Understanding the political workings of irony helps us better understand those political movements that seem to be defined by more clear-cut ideologies. Beliefs that may be expressed through reasoned argument or in terms of clear-cut values may nonetheless be anchored and animated in more ironic terms.
Dr Farhan Samanani, lecturer in Social Justice at King’s
27 June 2023
Toxic ideas online are spreading and growing through the use of irony
Irony has become a medium for the spread of toxic ideas online, new analysis led by King’s and the University of Exeter shows.
The use of irony is growing in both contemporary politics and radical online communities because it helps people to make sense of and navigate major political and economic changes, researchers at King’s School of Education, Communication & Society have said.
Ideas, jokes, memes, images are emerging as an animating force for new social movements and are now inextricably intertwined with the rise of the alt-right.
Dr Farhan Samanani, lecturer in Social Justice at King’s, said: “By playing with incongruity between text and subtext, or between points of view, irony provides new ways of making meaning and making sense of a fraught, contradictory world. Irony can provoke strong feelings, ranging from laughter, to disorientation, to the camaraderie that comes from being in on the joke, particularly among political movements that have significantly taken shape online.
“To participate in such communities does not require one to “believe” in any specific ideology. The effervescent pleasure in participation comes from the experience of being part of a living language community, which is always evolving through the innovation of new vernaculars.”
The study explains how examining irony can help understand how recent influential political coalitions, such as the Brexit campaign, are held together even though those involved are from different backgrounds or ideologies. Researchers say irony can help explain how political movements are now mobilised – it has the power to mobilise people and get them to commit to ideas which are emergent, unclear, ambivalent, fraught, or contradictory.

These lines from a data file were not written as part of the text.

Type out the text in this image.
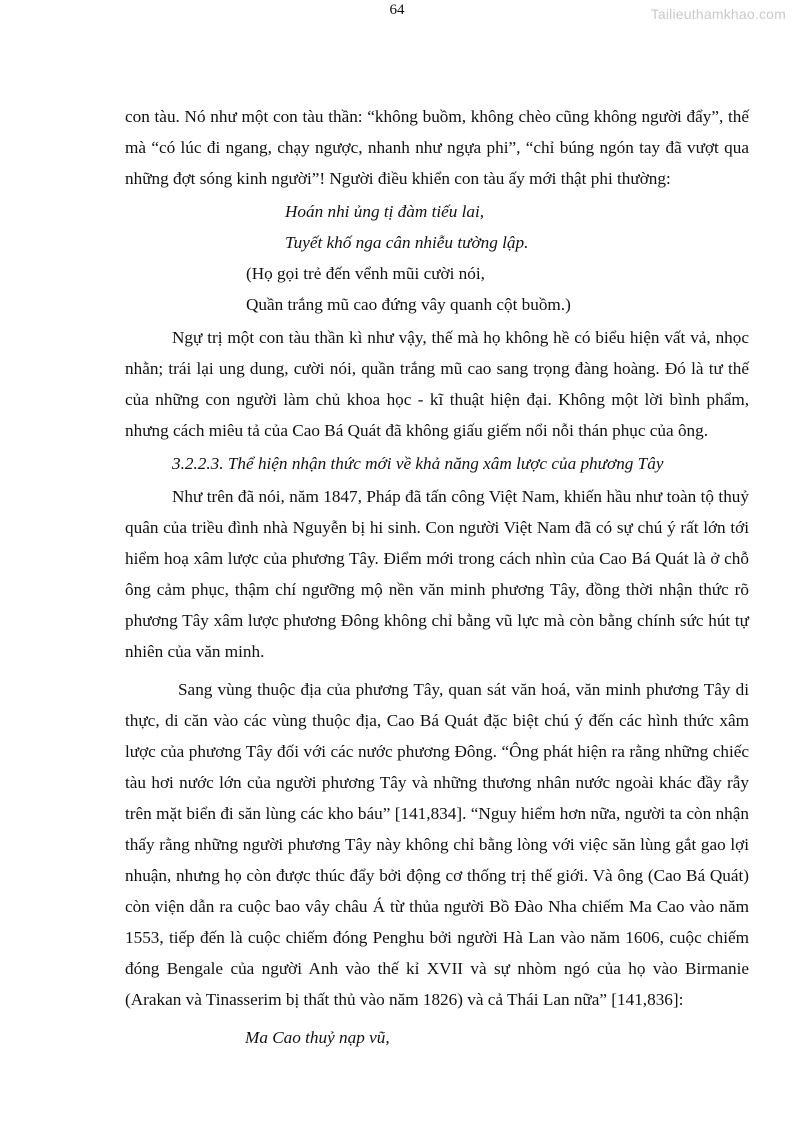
64	Tailieuthamkhao.com

con tàu. Nó như một con tàu thần: “không buồm, không chèo cũng không người đẩy”, thế mà “có lúc đi ngang, chạy ngược, nhanh như ngựa phi”, “chỉ búng ngón tay đã vượt qua những đợt sóng kinh người”! Người điều khiển con tàu ấy mới thật phi thường:

Hoán nhi ủng tị đàm tiếu lai,

Tuyết khố nga cân nhiễu tường lập.

(Họ gọi trẻ đến vểnh mũi cười nói,

Quần trắng mũ cao đứng vây quanh cột buồm.)

Ngự trị một con tàu thần kì như vậy, thế mà họ không hề có biểu hiện vất vả, nhọc nhằn; trái lại ung dung, cười nói, quần trắng mũ cao sang trọng đàng hoàng. Đó là tư thế của những con người làm chủ khoa học - kĩ thuật hiện đại. Không một lời bình phẩm, nhưng cách miêu tả của Cao Bá Quát đã không giấu giếm nổi nỗi thán phục của ông.

3.2.2.3. Thể hiện nhận thức mới về khả năng xâm lược của phương Tây

Như trên đã nói, năm 1847, Pháp đã tấn công Việt Nam, khiến hầu như toàn tộ thuỷ quân của triều đình nhà Nguyễn bị hi sinh. Con người Việt Nam đã có sự chú ý rất lớn tới hiểm hoạ xâm lược của phương Tây. Điểm mới trong cách nhìn của Cao Bá Quát là ở chỗ ông cảm phục, thậm chí ngưỡng mộ nền văn minh phương Tây, đồng thời nhận thức rõ phương Tây xâm lược phương Đông không chỉ bằng vũ lực mà còn bằng chính sức hút tự nhiên của văn minh.

Sang vùng thuộc địa của phương Tây, quan sát văn hoá, văn minh phương Tây di thực, di căn vào các vùng thuộc địa, Cao Bá Quát đặc biệt chú ý đến các hình thức xâm lược của phương Tây đối với các nước phương Đông. “Ông phát hiện ra rằng những chiếc tàu hơi nước lớn của người phương Tây và những thương nhân nước ngoài khác đầy rẫy trên mặt biển đi săn lùng các kho báu” [141,834]. “Nguy hiểm hơn nữa, người ta còn nhận thấy rằng những người phương Tây này không chỉ bằng lòng với việc săn lùng gắt gao lợi nhuận, nhưng họ còn được thúc đẩy bởi động cơ thống trị thế giới. Và ông (Cao Bá Quát) còn viện dẫn ra cuộc bao vây châu Á từ thủa người Bồ Đào Nha chiếm Ma Cao vào năm 1553, tiếp đến là cuộc chiếm đóng Penghu bởi người Hà Lan vào năm 1606, cuộc chiếm đóng Bengale của người Anh vào thế kỉ XVII và sự nhòm ngó của họ vào Birmanie (Arakan và Tinasserim bị thất thủ vào năm 1826) và cả Thái Lan nữa” [141,836]:

Ma Cao thuỷ nạp vũ,
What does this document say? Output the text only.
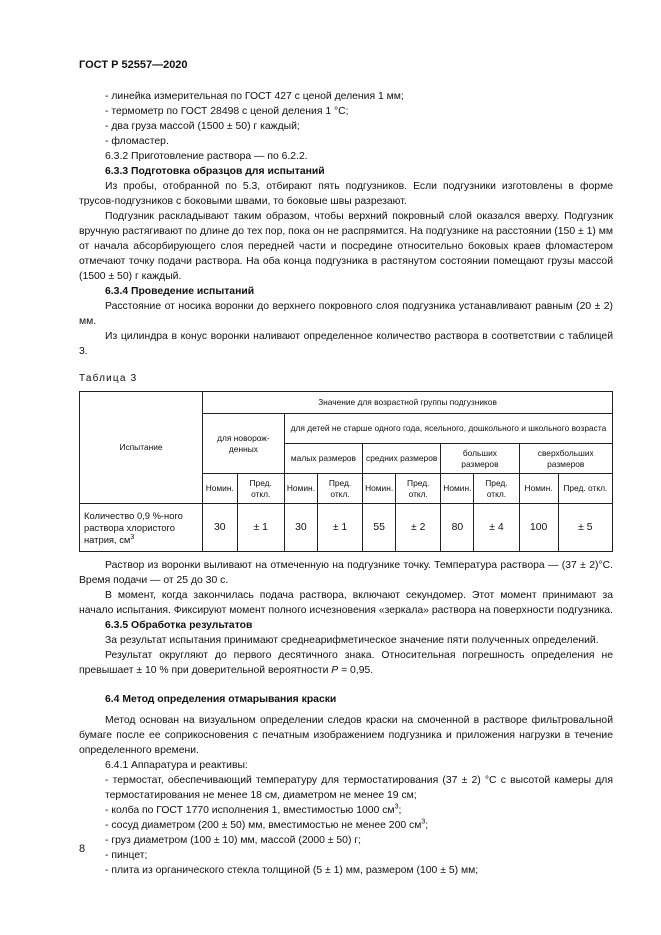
ГОСТ Р 52557—2020

- линейка измерительная по ГОСТ 427 с ценой деления 1 мм;

- термометр по ГОСТ 28498 с ценой деления 1 °С;

- два груза массой (1500 ± 50) г каждый;

- фломастер.

6.3.2 Приготовление раствора — по 6.2.2.

6.3.3 Подготовка образцов для испытаний

Из пробы, отобранной по 5.3, отбирают пять подгузников. Если подгузники изготовлены в форме трусов-подгузников с боковыми швами, то боковые швы разрезают.

Подгузник раскладывают таким образом, чтобы верхний покровный слой оказался вверху. Подгузник вручную растягивают по длине до тех пор, пока он не распрямится. На подгузнике на расстоянии (150 ± 1) мм от начала абсорбирующего слоя передней части и посредине относительно боковых краев фломастером отмечают точку подачи раствора. На оба конца подгузника в растянутом состоянии помещают грузы массой (1500 ± 50) г каждый.

6.3.4 Проведение испытаний

Расстояние от носика воронки до верхнего покровного слоя подгузника устанавливают равным (20 ± 2) мм.

Из цилиндра в конус воронки наливают определенное количество раствора в соответствии с таблицей 3.

Таблица 3
Испытание	Значение для возрастной группы подгузников									
	для новорож-денных		для детей не старше одного года, ясельного, дошкольного и школьного возраста							
			малых размеров		средних размеров		больших размеров		сверхбольших размеров	
	Номин.	Пред. откл.	Номин.	Пред. откл.	Номин.	Пред. откл.	Номин.	Пред. откл.	Номин.	Пред. откл.
Количество 0,9 %-ного раствора хлористого натрия, $см^3$	30	± 1	30	± 1	55	± 2	80	± 4	100	± 5

Раствор из воронки выливают на отмеченную на подгузнике точку. Температура раствора — (37 ± 2)°С. Время подачи — от 25 до 30 с.

В момент, когда закончилась подача раствора, включают секундомер. Этот момент принимают за начало испытания. Фиксируют момент полного исчезновения «зеркала» раствора на поверхности подгузника.

6.3.5 Обработка результатов

За результат испытания принимают среднеарифметическое значение пяти полученных определений.

Результат округляют до первого десятичного знака. Относительная погрешность определения не превышает ± 10 % при доверительной вероятности Р = 0,95.

6.4 Метод определения отмарывания краски

Метод основан на визуальном определении следов краски на смоченной в растворе фильтровальной бумаге после ее соприкосновения с печатным изображением подгузника и приложения нагрузки в течение определенного времени.

6.4.1 Аппаратура и реактивы:

- термостат, обеспечивающий температуру для термостатирования (37 ± 2) °С с высотой камеры для термостатирования не менее 18 см, диаметром не менее 19 см;

- колба по ГОСТ 1770 исполнения 1, вместимостью 1000 $см^3$;

- сосуд диаметром (200 ± 50) мм, вместимостью не менее 200 $см^3$;

- груз диаметром (100 ± 10) мм, массой (2000 ± 50) г;

- пинцет;

- плита из органического стекла толщиной (5 ± 1) мм, размером (100 ± 5) мм;

8
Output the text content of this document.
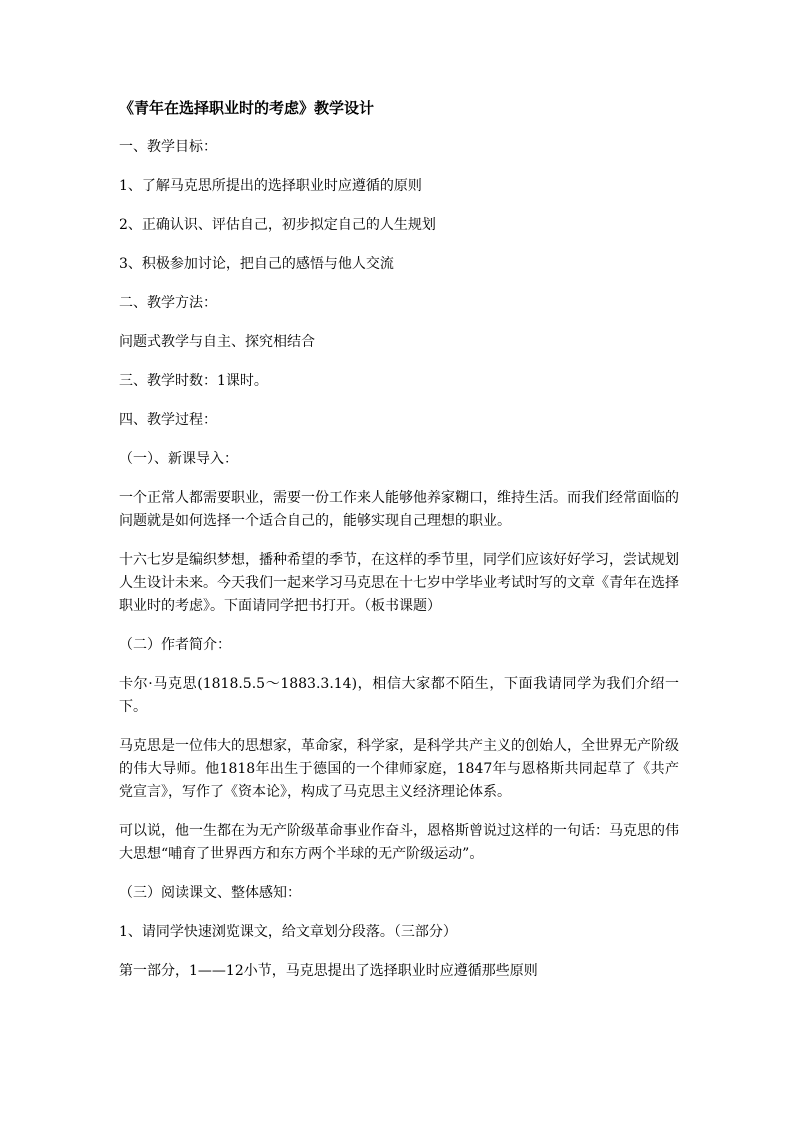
《青年在选择职业时的考虑》教学设计
一、教学目标：
1、了解马克思所提出的选择职业时应遵循的原则
2、正确认识、评估自己，初步拟定自己的人生规划
3、积极参加讨论，把自己的感悟与他人交流
二、教学方法：
问题式教学与自主、探究相结合
三、教学时数：1课时。
四、教学过程：
（一）、新课导入：
一个正常人都需要职业，需要一份工作来人能够他养家糊口，维持生活。而我们经常面临的问题就是如何选择一个适合自己的，能够实现自己理想的职业。
十六七岁是编织梦想，播种希望的季节，在这样的季节里，同学们应该好好学习，尝试规划人生设计未来。今天我们一起来学习马克思在十七岁中学毕业考试时写的文章《青年在选择职业时的考虑》。下面请同学把书打开。（板书课题）
（二）作者简介：
卡尔·马克思(1818.5.5～1883.3.14)，相信大家都不陌生，下面我请同学为我们介绍一下。
马克思是一位伟大的思想家，革命家，科学家，是科学共产主义的创始人，全世界无产阶级的伟大导师。他1818年出生于德国的一个律师家庭，1847年与恩格斯共同起草了《共产党宣言》，写作了《资本论》，构成了马克思主义经济理论体系。
可以说，他一生都在为无产阶级革命事业作奋斗，恩格斯曾说过这样的一句话：马克思的伟大思想“哺育了世界西方和东方两个半球的无产阶级运动”。
（三）阅读课文、整体感知：
1、请同学快速浏览课文，给文章划分段落。（三部分）
第一部分，1——12小节，马克思提出了选择职业时应遵循那些原则
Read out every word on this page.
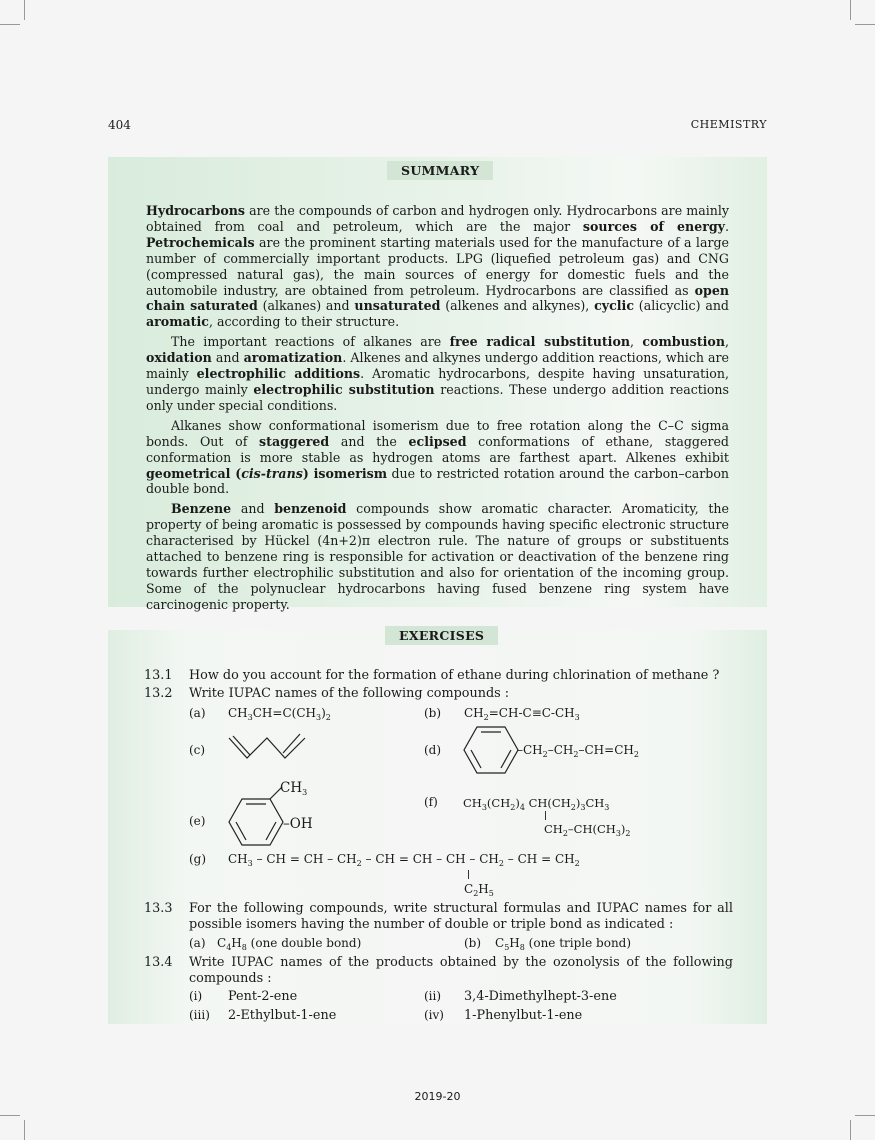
404	CHEMISTRY
SUMMARY

Hydrocarbons are the compounds of carbon and hydrogen only. Hydrocarbons are mainly obtained from coal and petroleum, which are the major sources of energy. Petrochemicals are the prominent starting materials used for the manufacture of a large number of commercially important products. LPG (liquefied petroleum gas) and CNG (compressed natural gas), the main sources of energy for domestic fuels and the automobile industry, are obtained from petroleum. Hydrocarbons are classified as open chain saturated (alkanes) and unsaturated (alkenes and alkynes), cyclic (alicyclic) and aromatic, according to their structure.

The important reactions of alkanes are free radical substitution, combustion, oxidation and aromatization. Alkenes and alkynes undergo addition reactions, which are mainly electrophilic additions. Aromatic hydrocarbons, despite having unsaturation, undergo mainly electrophilic substitution reactions. These undergo addition reactions only under special conditions.

Alkanes show conformational isomerism due to free rotation along the C–C sigma bonds. Out of staggered and the eclipsed conformations of ethane, staggered conformation is more stable as hydrogen atoms are farthest apart. Alkenes exhibit geometrical (cis-trans) isomerism due to restricted rotation around the carbon–carbon double bond.

Benzene and benzenoid compounds show aromatic character. Aromaticity, the property of being aromatic is possessed by compounds having specific electronic structure characterised by Hückel (4n+2)π electron rule. The nature of groups or substituents attached to benzene ring is responsible for activation or deactivation of the benzene ring towards further electrophilic substitution and also for orientation of the incoming group. Some of the polynuclear hydrocarbons having fused benzene ring system have carcinogenic property.

EXERCISES
13.1 How do you account for the formation of ethane during chlorination of methane ?
13.2 Write IUPAC names of the following compounds :
(a) $CH_3CH=C(CH_3)_2$	(b) $CH_2=CH-C\equiv C-CH_3$
(c)	(d)	$-CH_2-CH_2-CH=CH_2$
(e)
$CH_3$
–OH
(f) $CH_3(CH_2)_4$ $CH(CH_2)_3CH_3$
$CH_2-CH(CH_3)_2$
(g) $CH_3$ – CH = CH – $CH_2$ – CH = CH – CH – $CH_2$ – CH = $CH_2$
$C_2H_5$
13.3 For the following compounds, write structural formulas and IUPAC names for all possible isomers having the number of double or triple bond as indicated :
(a) $C_4H_8$ (one double bond)	(b) $C_5H_8$ (one triple bond)
13.4 Write IUPAC names of the products obtained by the ozonolysis of the following compounds :
(i) Pent-2-ene	(ii) 3,4-Dimethylhept-3-ene
(iii) 2-Ethylbut-1-ene	(iv) 1-Phenylbut-1-ene
2019-20
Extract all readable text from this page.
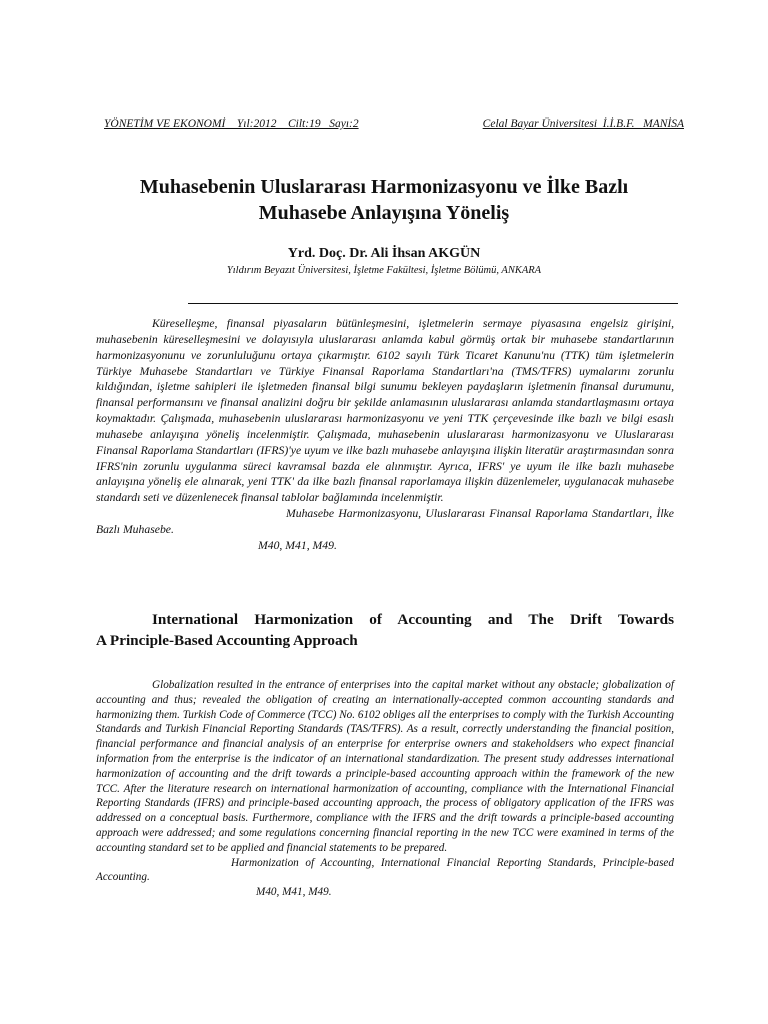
YÖNETİM VE EKONOMİ    Yıl:2012    Cilt:19   Sayı:2	Celal Bayar Üniversitesi  İ.İ.B.F.   MANİSA
Muhasebenin Uluslararası Harmonizasyonu ve İlke Bazlı Muhasebe Anlayışına Yöneliş
Yrd. Doç. Dr. Ali İhsan AKGÜN
Yıldırım Beyazıt Üniversitesi, İşletme Fakültesi, İşletme Bölümü, ANKARA

Küreselleşme, finansal piyasaların bütünleşmesini, işletmelerin sermaye piyasasına engelsiz girişini, muhasebenin küreselleşmesini ve dolayısıyla uluslararası anlamda kabul görmüş ortak bir muhasebe standartlarının harmonizasyonunu ve zorunluluğunu ortaya çıkarmıştır. 6102 sayılı Türk Ticaret Kanunu'nu (TTK) tüm işletmelerin Türkiye Muhasebe Standartları ve Türkiye Finansal Raporlama Standartları'na (TMS/TFRS) uymalarını zorunlu kıldığından, işletme sahipleri ile işletmeden finansal bilgi sunumu bekleyen paydaşların işletmenin finansal durumunu, finansal performansını ve finansal analizini doğru bir şekilde anlamasının uluslararası anlamda standartlaşmasını ortaya koymaktadır. Çalışmada, muhasebenin uluslararası harmonizasyonu ve yeni TTK çerçevesinde ilke bazlı ve bilgi esaslı muhasebe anlayışına yöneliş incelenmiştir. Çalışmada, muhasebenin uluslararası harmonizasyonu ve Uluslararası Finansal Raporlama Standartları (IFRS)'ye uyum ve ilke bazlı muhasebe anlayışına ilişkin literatür araştırmasından sonra IFRS'nin zorunlu uygulanma süreci kavramsal bazda ele alınmıştır. Ayrıca, IFRS' ye uyum ile ilke bazlı muhasebe anlayışına yöneliş ele alınarak, yeni TTK' da ilke bazlı finansal raporlamaya ilişkin düzenlemeler, uygulanacak muhasebe standardı seti ve düzenlenecek finansal tablolar bağlamında incelenmiştir.

Muhasebe Harmonizasyonu, Uluslararası Finansal Raporlama Standartları, İlke Bazlı Muhasebe.

M40, M41, M49.

International Harmonization of Accounting and The Drift Towards
A Principle-Based Accounting Approach

Globalization resulted in the entrance of enterprises into the capital market without any obstacle; globalization of accounting and thus; revealed the obligation of creating an internationally-accepted common accounting standards and harmonizing them. Turkish Code of Commerce (TCC) No. 6102 obliges all the enterprises to comply with the Turkish Accounting Standards and Turkish Financial Reporting Standards (TAS/TFRS). As a result, correctly understanding the financial position, financial performance and financial analysis of an enterprise for enterprise owners and stakeholdsers who expect financial information from the enterprise is the indicator of an international standardization. The present study addresses international harmonization of accounting and the drift towards a principle-based accounting approach within the framework of the new TCC. After the literature research on international harmonization of accounting, compliance with the International Financial Reporting Standards (IFRS) and principle-based accounting approach, the process of obligatory application of the IFRS was addressed on a conceptual basis. Furthermore, compliance with the IFRS and the drift towards a principle-based accounting approach were addressed; and some regulations concerning financial reporting in the new TCC were examined in terms of the accounting standard set to be applied and financial statements to be prepared.

Harmonization of Accounting, International Financial Reporting Standards, Principle-based Accounting.

M40, M41, M49.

Irony generates an intensity and energy which can play a major role in animating people’s beliefs — transforming them from propositions to convictions, investing them with a sense of possibility, and compelling people to act.
The research team examined the use of irony across varied groups, including Black American abolitionist literature; contemporary BlackLivesMatter activism in Ghana; the so-called alt-right; the veneration of the Greek socialist party PASOK; and the gun-loving, millenarian Boogaloo Bois.
The study was carried out by Dr Farhan Samanani alongside Dr Susannah Crockford from the University of Exeter; Daniel M. Knight, from the University of St. Andrews; Craig Stensrud from the University of British Columbia; Girish Daswani from the University of Toronto; Marc Tuters, from the University of Amsterdam and visual artist Io Chaviara, from the Panteion University of Social and Political Sciences of Athens.
Dr Crockford said: “Irony enables people to critique the crippling political and economic restructuring of their worlds, to navigate an uncertain present, and to reorient toward the future.
“Contemporary economic governance, entrenched inequality, growing social complexity, and the breakdown of established political certainties make it harder to imagine plausible near futures and trace political cause and effect.
“Irony can allow people to take aim at political ills and stand for something, in the face of existential vertigo — even if it is not precisely clear what this something is. In this sense, irony also offers a means for gathering political collectives and orienting them in a common direction.”